El enemigo de la democracia
- Escrito por Beatriz Talegón
- Publicado en Opinión
Se supone que en democracia todos tenemos las mismas herramientas para participar, para denunciar, para proponer, para defendernos. Se supone que en democracia, a través del diálogo, de las vías siempre pacíficas, se convence a las mayorías para que exploren soluciones a problemas determinados. Se supone que en este juego todos deberían partir con las mismas oportunidades para desarrollar aquello que consideran justo en base a las normas que entre todos asumimos. Se supone.
Sin embargo, el “tener" por desgracia supone el “ser” en demasiados casos. La capacidad adquisitiva determina la posibilidad de acceso a la justicia, a la información, a la salud, a la educación y la capacidad de influencia para generar mayorías. La democracia en la que vivimos está condicionada por otros factores que van más allá de esos valores que quedan muy bien en escritos teóricos, en textos constitucionales y en preámbulos legislativos.
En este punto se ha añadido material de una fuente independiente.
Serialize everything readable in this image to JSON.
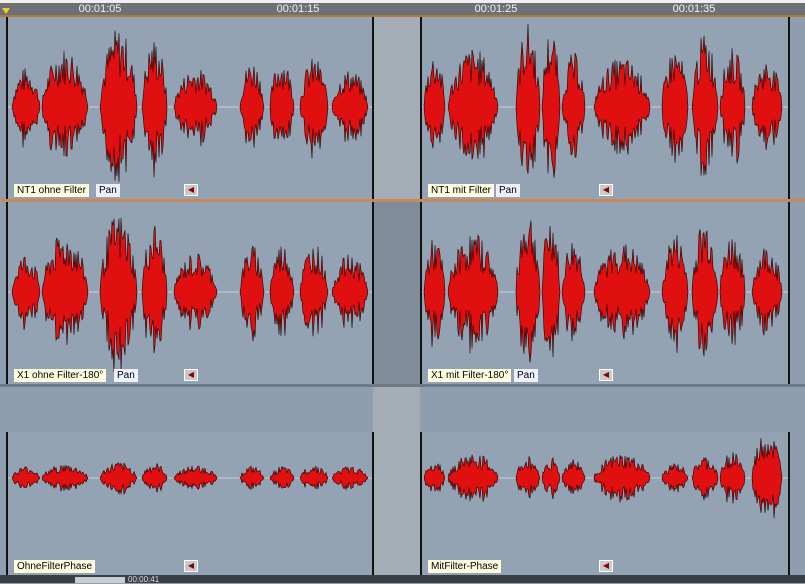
{
  "ruler": {
    "times": [
      "00:01:05",
      "00:01:15",
      "00:01:25",
      "00:01:35"
    ]
  },
  "tracks": [
    {
      "clips": [
        {
          "name": "NT1 ohne Filter",
          "pan": "Pan"
        },
        {
          "name": "NT1 mit Filter",
          "pan": "Pan"
        }
      ]
    },
    {
      "clips": [
        {
          "name": "X1 ohne Filter-180°",
          "pan": "Pan"
        },
        {
          "name": "X1 mit Filter-180°",
          "pan": "Pan"
        }
      ]
    },
    {
      "clips": [
        {
          "name": "OhneFilterPhase"
        },
        {
          "name": "MitFilter-Phase"
        }
      ]
    }
  ],
  "status": {
    "time": "00:00:41"
  },
  "colors": {
    "waveform": "#e01010",
    "background": "#8f9eae",
    "separator": "#c8895a"
  }
}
Si no se regula un acceso a la vivienda, algo fundamental para vivir, estaremos dejando a la intemperie a miles de personas. Si no se garantiza un acceso a un puesto de trabajo, condenaremos a la pobreza a cientos de miles de ciudadanos. Si no garantizamos unos ingresos mínimos, será imposible construir una sociedad que viva y después conviva. El “libre mercado” no se regula solo porque en él intervienen fuerzas muy desequilibradas, y al final, siempre ganan los que más tienen. Tener más es el objetivo, a costa de lo que sea.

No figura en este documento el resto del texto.